Partiendo ideológicamente de las ideas de Adam Smith y David Ricardo sobre la Libre Empresa y el Libre Mercado, se superó la fase anterior, en la cual los gobiernos incidieron directamente en la producción. No obstante sin las garantías publicas por Bancos Centrales, la legislación apropiada y la intervención oportuna de gobiernos jamás se hubiese establecido el sistema capitalista de producción, que movilizando capital ajeno permitió obras como los sistemas de ferrocarril, de agua, alcantarillado y energía y por ende el crecimiento de corporaciones industriales mucho más allá de su limitada capacidad propia de acumular y re-invertir ganancias.
De ejemplo más cercano, sin los empréstitos forzados, impuestos por gobiernos conservadores a los grandes terratenientes de occidente, no se hubiera dado nunca el inicio del ferrocarril en Nicaragua. Sin las políticas económicas consensuadas entre el Banco Central de Laínez, el estatal Banco Nacional de Desarrollo, y el INFONAC tampoco se hubiera dado el desarrollo agrario y en particular agro-industrial de los años 50 a 70 del siglo pasado. Cabe señalar que sin la nacionalización del sector financiero por José Figueres, mantenida en su esencia hasta hoy día, tampoco se hubiera dado el desarrollo tan exitoso en comparación de Costa Rica.
Desde sus inicios, el capitalismo se enfrenta a un problema así no previsto: Ni a los miles y miles de ahorrantes pequeños, medianos y grandes ni tampoco por tanto a las entidades financieras –bancos, fondos de inversión, seguros- les interesa ni un pito la innovación productiva ni la competencia por calidad y precio de productos en el mercado, pues no son empresarios, sino solo rentistas, personas interesadas en la máxima renta de su capital manteniendo al mismo tiempo la mayor disponibilidad y seguridad para el mismo sea como fuera.

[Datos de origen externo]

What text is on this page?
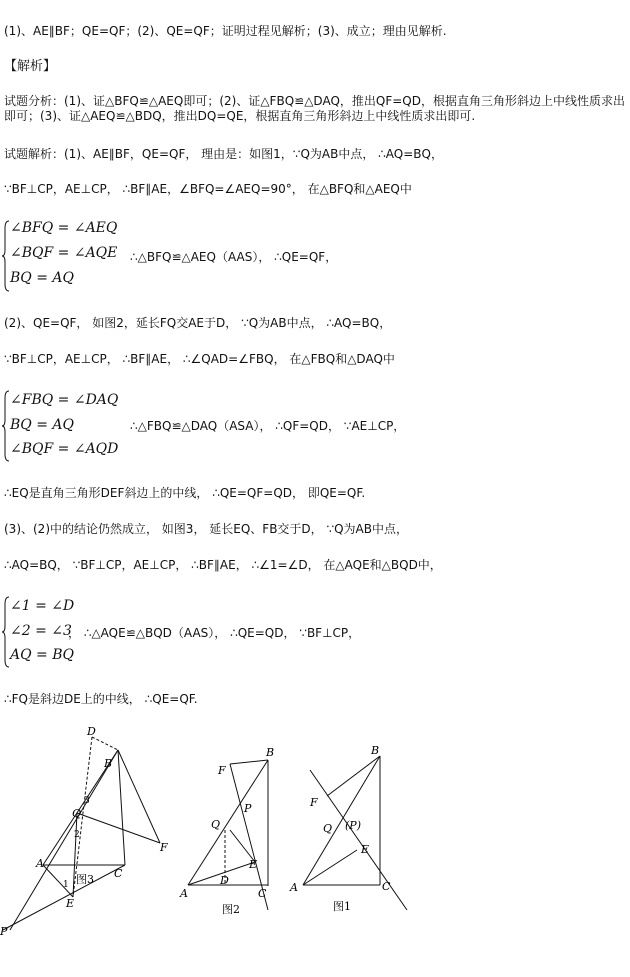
(1)、AE∥BF；QE=QF；(2)、QE=QF；证明过程见解析；(3)、成立；理由见解析.
【解析】
试题分析：(1)、证△BFQ≌△AEQ即可；(2)、证△FBQ≌△DAQ，推出QF=QD，根据直角三角形斜边上中线性质求出即可；(3)、证△AEQ≌△BDQ，推出DQ=QE，根据直角三角形斜边上中线性质求出即可.
试题解析：(1)、AE∥BF，QE=QF， 理由是：如图1，∵Q为AB中点， ∴AQ=BQ，
∵BF⊥CP，AE⊥CP， ∴BF∥AE，∠BFQ=∠AEQ=90°， 在△BFQ和△AEQ中
∠BFQ = ∠AEQ
∠BQF = ∠AQE
BQ = AQ
∴△BFQ≌△AEQ（AAS）， ∴QE=QF，
(2)、QE=QF， 如图2，延长FQ交AE于D， ∵Q为AB中点， ∴AQ=BQ，
∵BF⊥CP，AE⊥CP， ∴BF∥AE， ∴∠QAD=∠FBQ， 在△FBQ和△DAQ中
∠FBQ = ∠DAQ
BQ = AQ
∠BQF = ∠AQD
∴△FBQ≌△DAQ（ASA）， ∴QF=QD， ∵AE⊥CP，
∴EQ是直角三角形DEF斜边上的中线， ∴QE=QF=QD， 即QE=QF.
(3)、(2)中的结论仍然成立， 如图3， 延长EQ、FB交于D， ∵Q为AB中点，
∴AQ=BQ， ∵BF⊥CP，AE⊥CP， ∴BF∥AE， ∴∠1=∠D， 在△AQE和△BQD中，
∠1 = ∠D
∠2 = ∠3
AQ = BQ
， ∴△AQE≌△BQD（AAS）， ∴QE=QD， ∵BF⊥CP，
∴FQ是斜边DE上的中线， ∴QE=QF.
D
B
3
Q
2
F
A
C
1 图3
E
P
B
F
P
Q
E
D
A	C
图2
B
F
Q (P)
E
A	C
图1
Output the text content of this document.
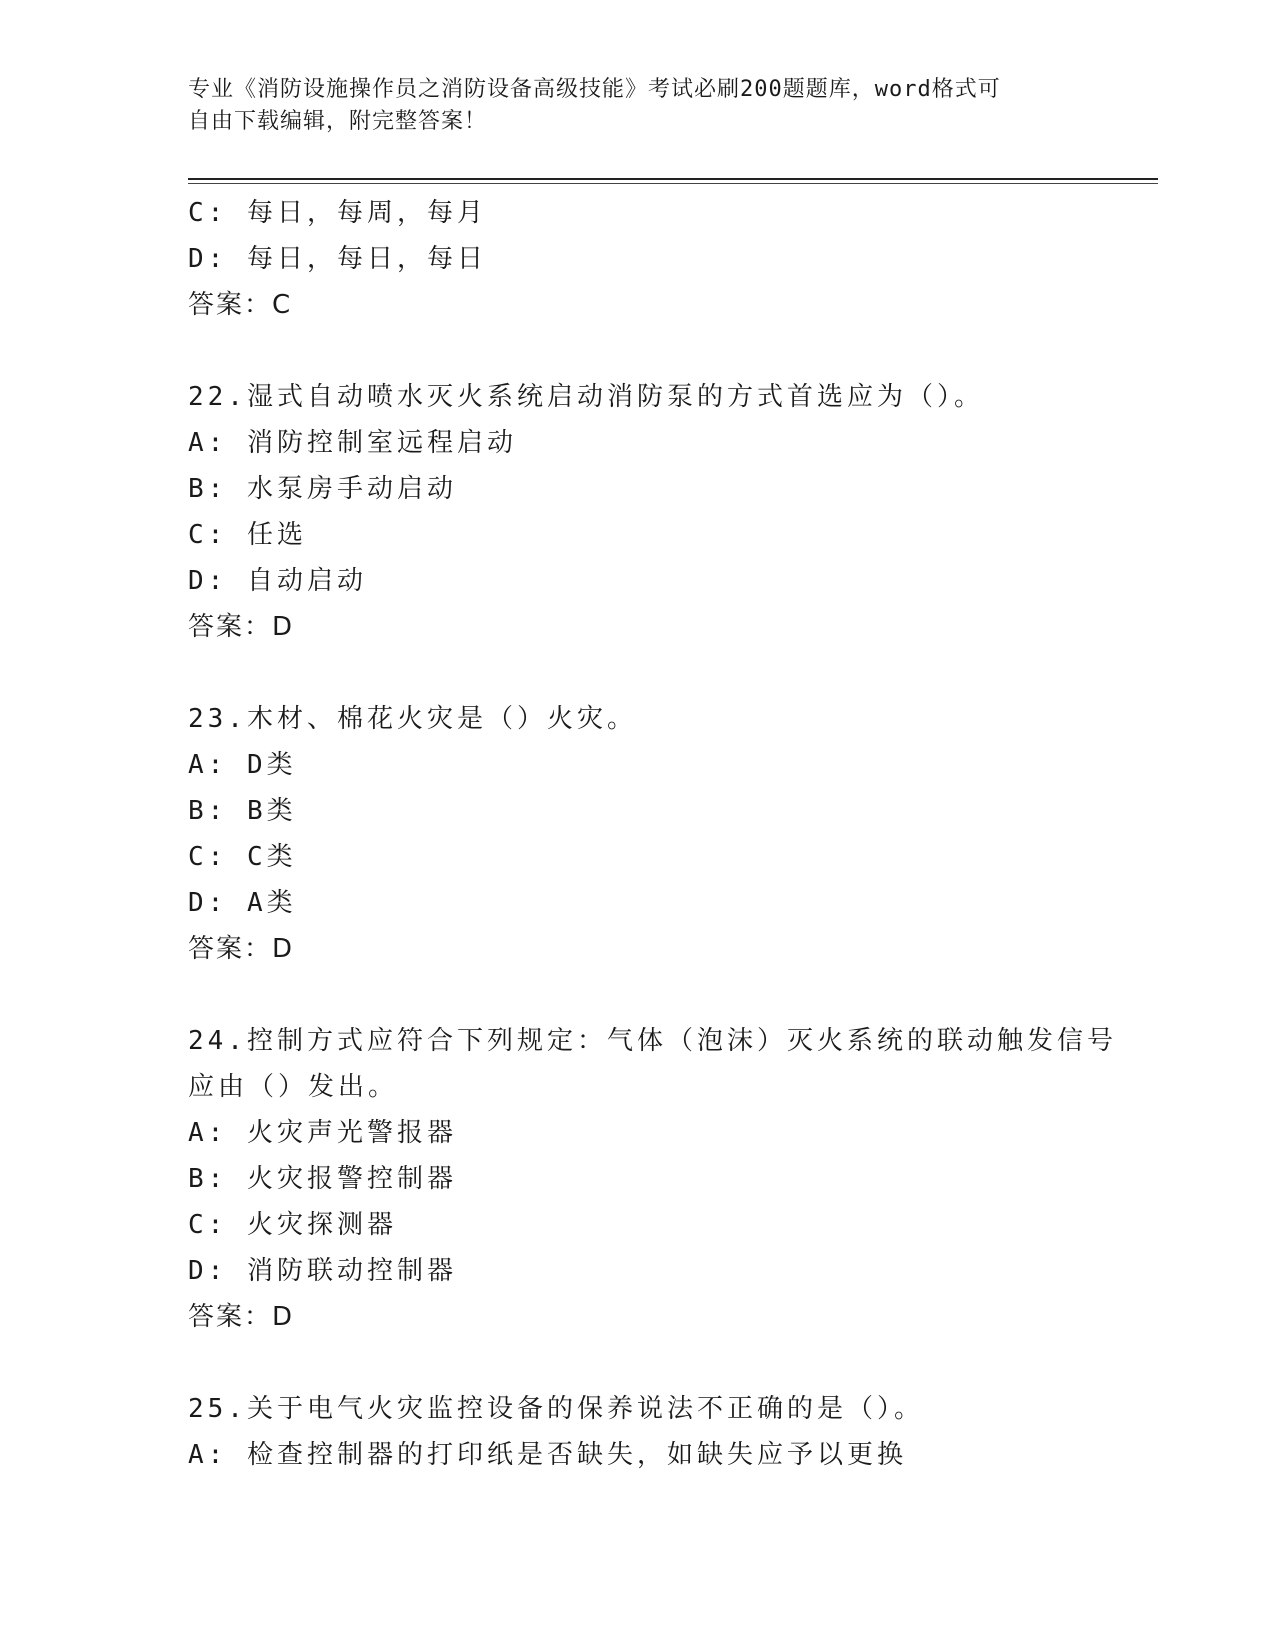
专业《消防设施操作员之消防设备高级技能》考试必刷200题题库，word格式可
自由下载编辑，附完整答案！
C: 每日，每周，每月
D: 每日，每日，每日
答案：C
22.湿式自动喷水灭火系统启动消防泵的方式首选应为（）。
A: 消防控制室远程启动
B: 水泵房手动启动
C: 任选
D: 自动启动
答案：D
23.木材、棉花火灾是（）火灾。
A: D类
B: B类
C: C类
D: A类
答案：D
24.控制方式应符合下列规定：气体（泡沫）灭火系统的联动触发信号
应由（）发出。
A: 火灾声光警报器
B: 火灾报警控制器
C: 火灾探测器
D: 消防联动控制器
答案：D
25.关于电气火灾监控设备的保养说法不正确的是（）。
A: 检查控制器的打印纸是否缺失，如缺失应予以更换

El problema no son unas tantas cuantas empresas, que por falta de competitividad salgan de la economía, muchas veces pasando sus activos y mercados a otros competidores mas competentes, sino las olas especulativas de capital, que caigan todas sobre el mismo sector de la economía en esperanza de ganancias rápidas sin esfuerzo propio, descuidando a la vez la inversión verdaderamente productiva. Los primeros 100 años del capitalismo hasta la Gran Depresión del 1929 se presentan por tanto como una cadena de burbujas colapsadas de inversión especulativa, bancarrotas de entidades financieras y crisis bursátiles, siempre terminando con la intervención de gobiernos y sus bancos centrales como última salvación.

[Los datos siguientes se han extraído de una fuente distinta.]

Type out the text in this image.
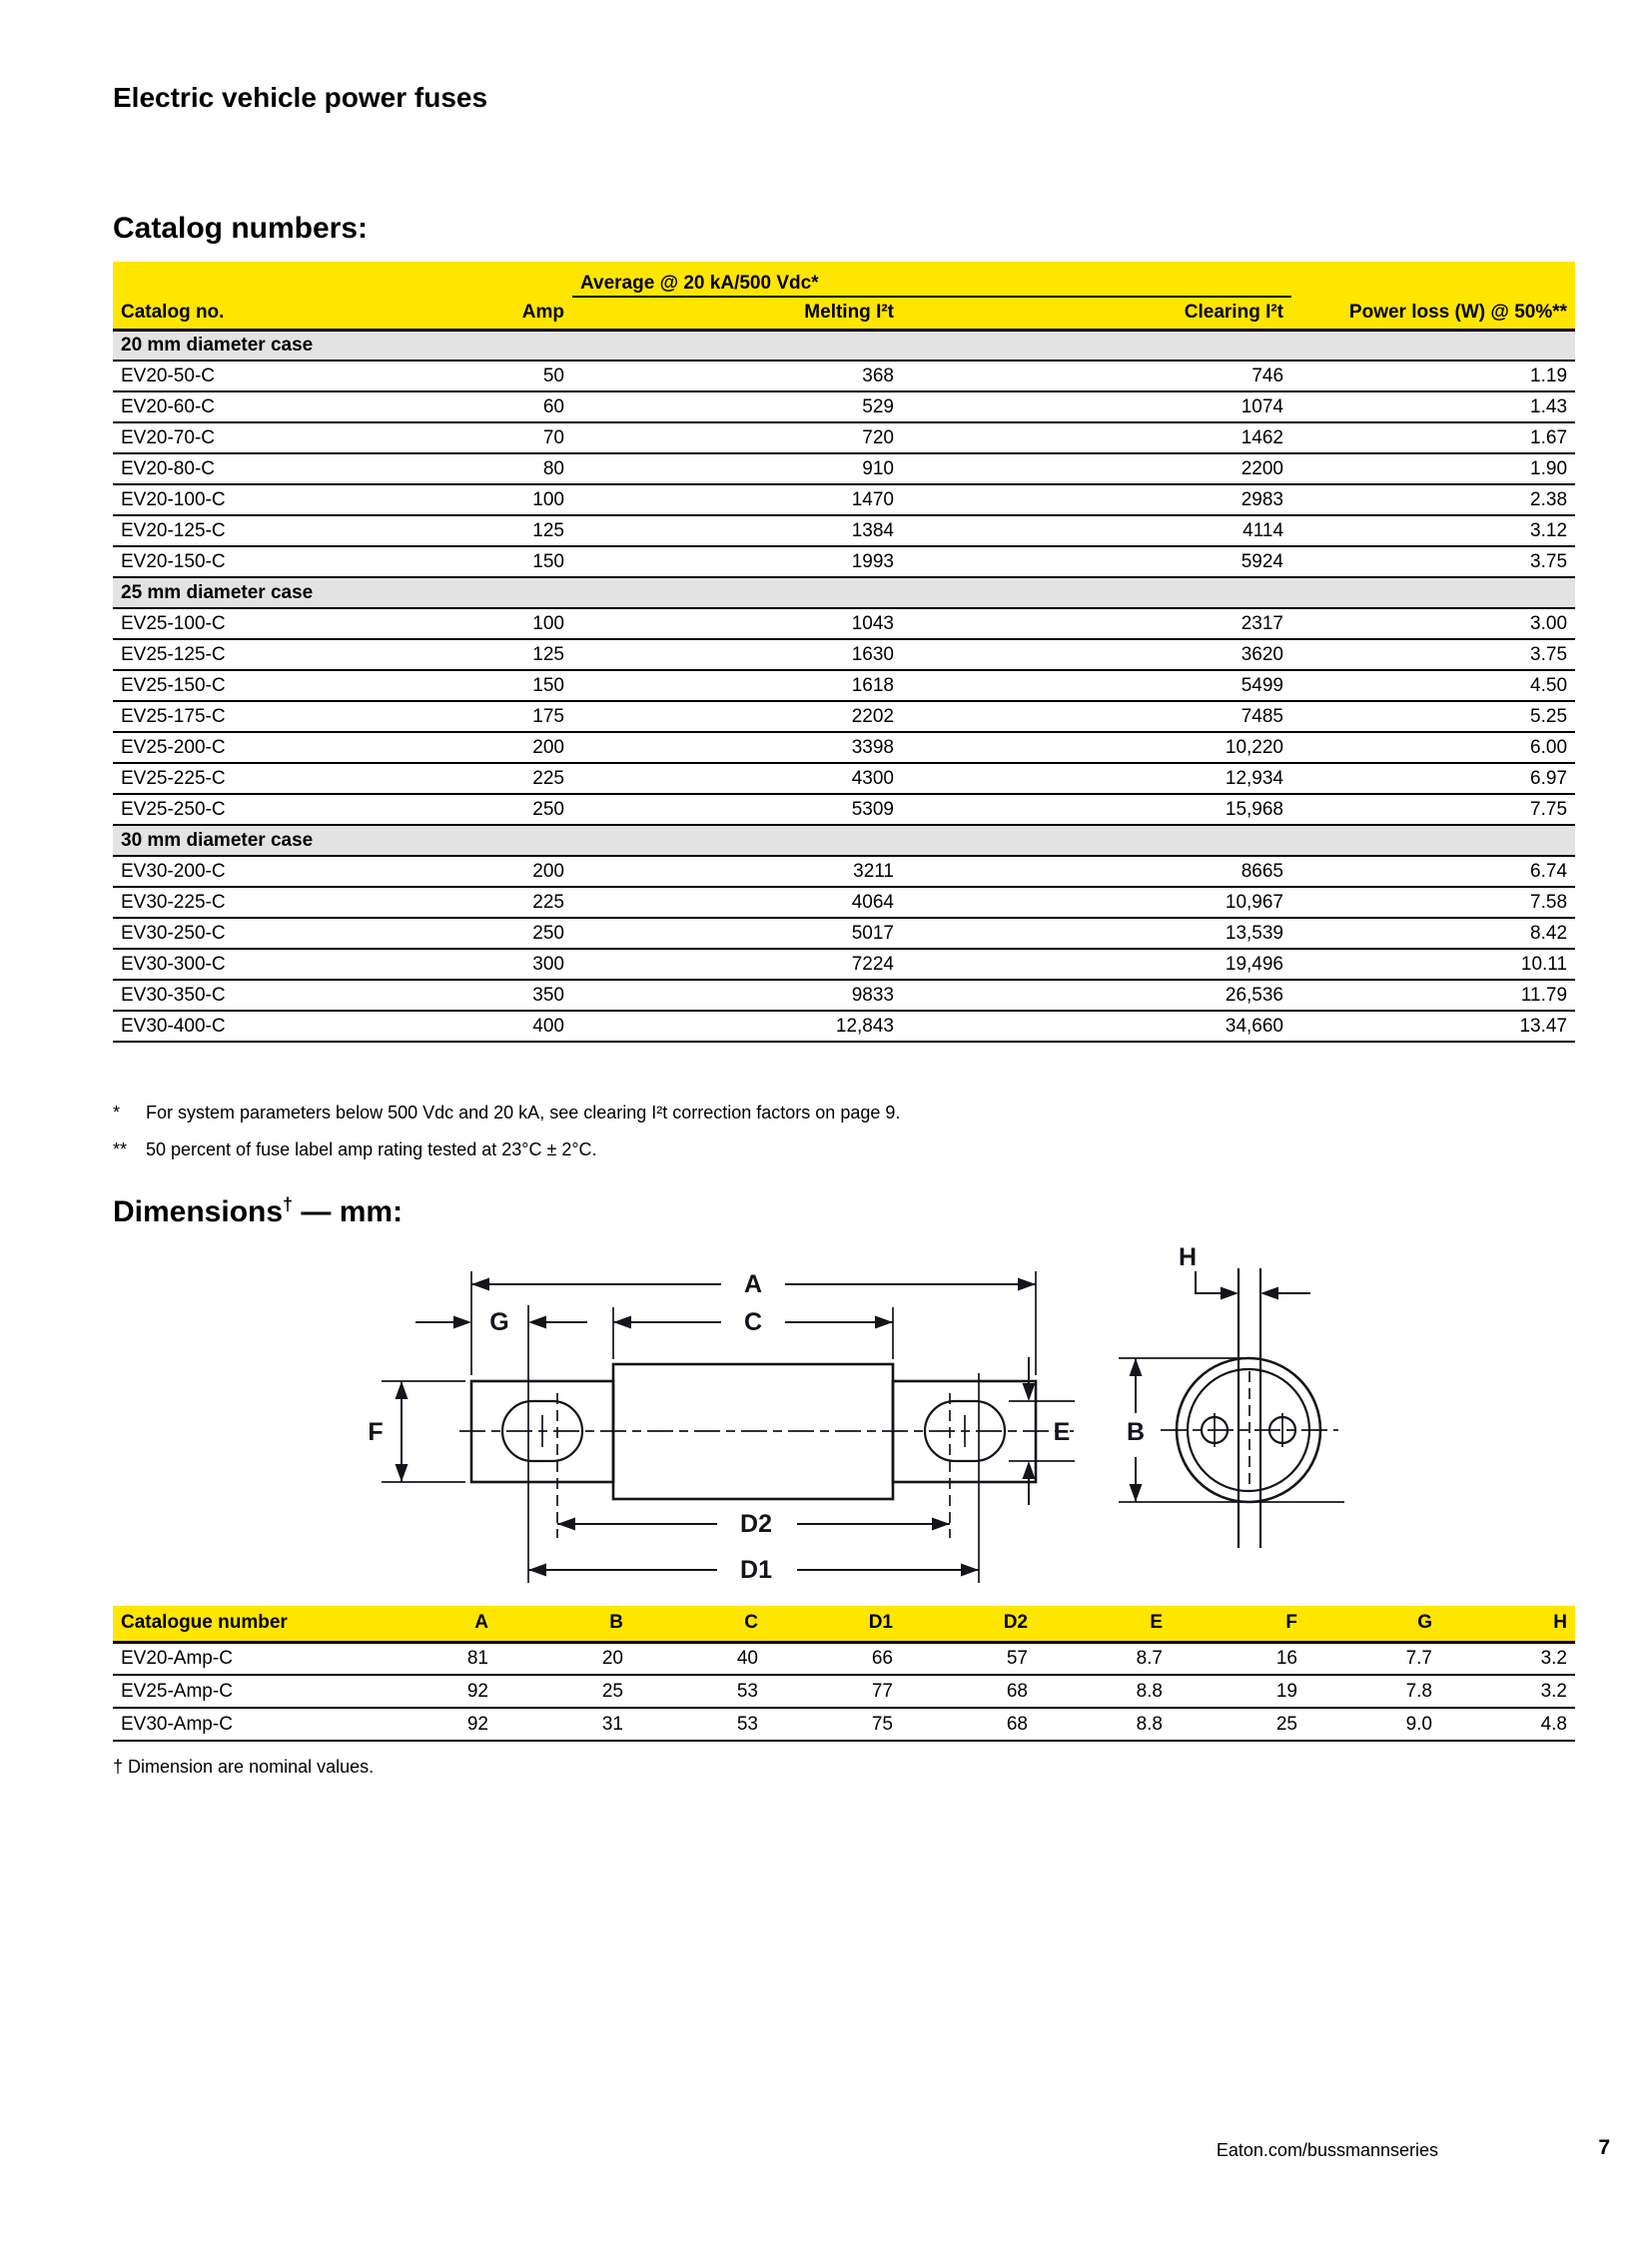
Electric vehicle power fuses
Catalog numbers:
		Average @ 20 kA/500 Vdc*		
Catalog no.	Amp	Melting I²t	Clearing I²t	Power loss (W) @ 50%**
20 mm diameter case				
EV20-50-C	50	368	746	1.19
EV20-60-C	60	529	1074	1.43
EV20-70-C	70	720	1462	1.67
EV20-80-C	80	910	2200	1.90
EV20-100-C	100	1470	2983	2.38
EV20-125-C	125	1384	4114	3.12
EV20-150-C	150	1993	5924	3.75
25 mm diameter case				
EV25-100-C	100	1043	2317	3.00
EV25-125-C	125	1630	3620	3.75
EV25-150-C	150	1618	5499	4.50
EV25-175-C	175	2202	7485	5.25
EV25-200-C	200	3398	10,220	6.00
EV25-225-C	225	4300	12,934	6.97
EV25-250-C	250	5309	15,968	7.75
30 mm diameter case				
EV30-200-C	200	3211	8665	6.74
EV30-225-C	225	4064	10,967	7.58
EV30-250-C	250	5017	13,539	8.42
EV30-300-C	300	7224	19,496	10.11
EV30-350-C	350	9833	26,536	11.79
EV30-400-C	400	12,843	34,660	13.47
*	For system parameters below 500 Vdc and 20 kA, see clearing I²t correction factors on page 9.
**	50 percent of fuse label amp rating tested at 23°C ± 2°C.
Dimensions† — mm:
A
C
G
F	E
D2
D1
H
B
Catalogue number	A	B	C	D1	D2	E	F	G	H
EV20-Amp-C	81	20	40	66	57	8.7	16	7.7	3.2
EV25-Amp-C	92	25	53	77	68	8.8	19	7.8	3.2
EV30-Amp-C	92	31	53	75	68	8.8	25	9.0	4.8
† Dimension are nominal values.
Eaton.com/bussmannseries	7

Comenzando con las políticas del New Deal en los EE.UU. y políticas similares en muchos países industrializados, los estados y gobiernos retoman un papel más activo en la economía, no solo en regular y supervisar mas estrictamente las entidades financieras, sino también orientando las inversiones productivas, sea por medio de programas de obras públicas, sea por programas de investigación y desarrollo tecnológico a cuenta pública, sea al final canalizando inversiones privadas incentivando unas y desincentivando otras.

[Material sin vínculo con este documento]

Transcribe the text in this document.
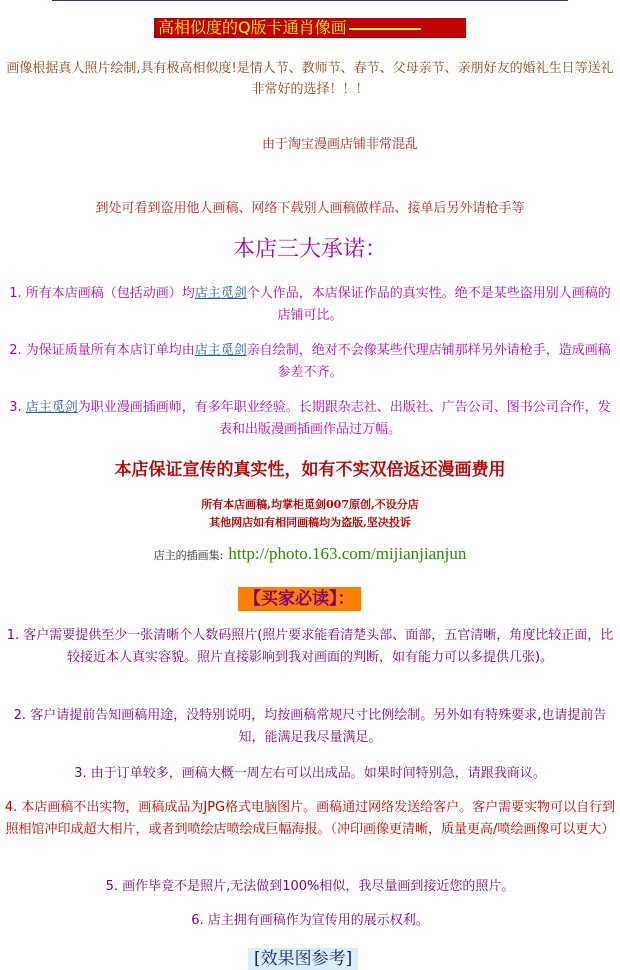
高相似度的Q版卡通肖像画
画像根据真人照片绘制,具有极高相似度!是情人节、教师节、春节、父母亲节、亲朋好友的婚礼生日等送礼非常好的选择！！！
由于淘宝漫画店铺非常混乱
到处可看到盗用他人画稿、网络下载别人画稿做样品、接单后另外请枪手等
本店三大承诺：
1. 所有本店画稿（包括动画）均店主觅剑个人作品，本店保证作品的真实性。绝不是某些盗用别人画稿的店铺可比。
2. 为保证质量所有本店订单均由店主觅剑亲自绘制，绝对不会像某些代理店铺那样另外请枪手，造成画稿参差不齐。
3. 店主觅剑为职业漫画插画师，有多年职业经验。长期跟杂志社、出版社、广告公司、图书公司合作，发表和出版漫画插画作品过万幅。
本店保证宣传的真实性，如有不实双倍返还漫画费用
所有本店画稿,均掌柜觅剑007原创,不设分店
其他网店如有相同画稿均为盗版,坚决投诉
店主的插画集: http://photo.163.com/mijianjianjun
【买家必读】：
1. 客户需要提供至少一张清晰个人数码照片(照片要求能看清楚头部、面部，五官清晰，角度比较正面，比较接近本人真实容貌。照片直接影响到我对画面的判断，如有能力可以多提供几张)。
2. 客户请提前告知画稿用途，没特别说明，均按画稿常规尺寸比例绘制。另外如有特殊要求,也请提前告知，能满足我尽量满足。
3. 由于订单较多，画稿大概一周左右可以出成品。如果时间特别急，请跟我商议。
4. 本店画稿不出实物，画稿成品为JPG格式电脑图片。画稿通过网络发送给客户。客户需要实物可以自行到照相馆冲印成超大相片，或者到喷绘店喷绘成巨幅海报。（冲印画像更清晰，质量更高/喷绘画像可以更大）
5. 画作毕竟不是照片,无法做到100%相似，我尽量画到接近您的照片。
6. 店主拥有画稿作为宣传用的展示权利。
[效果图参考]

Insatisfechos los rentistas -los pequeños hasta los grandes incluyendo las entidades financieras- con las tasas de retorno del capitalismo domesticado, se inicia con los gobiernos de Thatcher y Reagan, pero continuada por los gobiernos de los Bush, de Clinton, Blair y Schröder, una nueva ola de desregularización financiera, políticamente sostenida por una clase media alta con capacidad de ahorro pero sin vocación empresarial propia, incluyendo a los altos ejecutivos y los empleados superiores de las entidades financieras, sin dejar afuera a los propios políticos. Para favorecer a los rentistas, se reduce la tasa del impuesto sobre la renta de capitales, eliminando de paso el sistema de tasas progresivas para este tipo de ingresos. A la par en los Estados Unidos y Gran Bretaña se elimina los programas de inversión pública así como –bajo el supuesto de la neutralidad fiscal- los incentivos y desincentivos para los diferentes tipos de inversión, salvo para sectores muy selectos.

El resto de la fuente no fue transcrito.